How to handle very large content directories

Continuing the discussion from Timed out creating content:

First of all… whaaaat?! That is impressive.

Okay, presuming the bulk of that storage is binary assets, I personally don’t want to keep all that in git.

@brunoamaral, would you mind sharing your deployment method? What gets copied over when you update? How long does it take the site to build? What has been your experience tracking so many assets?

And the same for the rest of ya’ll.

I have about 400MB of images from an older site, and even that seems too much for me. How do you handle this?

It’s all in git LFS, photos and a few small videos. Every night there is a cron job that updates the repository and runs Hugo to produce the pages and crop/resize images. In hindsight, I should have a separate way to handle content files.

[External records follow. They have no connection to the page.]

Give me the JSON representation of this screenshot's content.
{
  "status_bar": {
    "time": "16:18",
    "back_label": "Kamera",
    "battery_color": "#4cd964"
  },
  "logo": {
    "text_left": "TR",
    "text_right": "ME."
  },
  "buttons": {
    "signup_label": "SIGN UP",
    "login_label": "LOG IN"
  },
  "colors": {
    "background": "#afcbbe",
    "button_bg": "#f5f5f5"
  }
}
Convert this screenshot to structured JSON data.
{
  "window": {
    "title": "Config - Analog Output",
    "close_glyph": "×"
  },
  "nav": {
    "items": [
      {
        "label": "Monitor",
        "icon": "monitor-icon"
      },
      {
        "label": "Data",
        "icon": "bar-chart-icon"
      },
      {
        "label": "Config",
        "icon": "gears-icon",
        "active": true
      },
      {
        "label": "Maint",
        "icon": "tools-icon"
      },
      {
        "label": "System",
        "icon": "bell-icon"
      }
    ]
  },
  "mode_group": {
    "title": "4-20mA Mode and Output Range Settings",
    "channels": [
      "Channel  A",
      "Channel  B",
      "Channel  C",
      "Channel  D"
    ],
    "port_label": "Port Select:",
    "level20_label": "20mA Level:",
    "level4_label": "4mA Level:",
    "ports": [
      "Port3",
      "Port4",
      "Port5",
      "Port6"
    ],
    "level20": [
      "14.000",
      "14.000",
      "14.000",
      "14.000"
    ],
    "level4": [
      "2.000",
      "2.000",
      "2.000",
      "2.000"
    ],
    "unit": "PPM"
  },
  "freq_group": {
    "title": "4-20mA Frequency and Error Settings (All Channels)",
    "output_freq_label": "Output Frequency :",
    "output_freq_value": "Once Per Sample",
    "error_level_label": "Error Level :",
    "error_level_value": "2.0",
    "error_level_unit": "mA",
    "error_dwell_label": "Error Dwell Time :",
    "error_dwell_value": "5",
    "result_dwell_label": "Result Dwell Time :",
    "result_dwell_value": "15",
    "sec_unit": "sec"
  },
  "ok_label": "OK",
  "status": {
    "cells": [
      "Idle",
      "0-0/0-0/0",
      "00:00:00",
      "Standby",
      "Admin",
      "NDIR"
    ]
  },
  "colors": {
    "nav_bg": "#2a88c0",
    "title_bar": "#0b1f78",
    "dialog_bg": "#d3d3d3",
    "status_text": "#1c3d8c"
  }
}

This was last night’s build:

                   |  EN  |  PT
+------------------+------+------+
  Pages            | 2639 | 1445
  Paginator pages  |  414 |  297
  Non-page files   | 3015 | 1868
  Static files     |  682 |  682
  Processed images | 5604 | 2851
  Aliases          |  457 |   16
  Sitemaps         |    2 |    1
  Cleaned          |    0 |    0

Total in 61140 ms

In my experience, I don’t feel it’s a pain to handle these many assets, Hugo does the heavy lifting and in the past I had a small bash script to optimize and resize with imagemagick.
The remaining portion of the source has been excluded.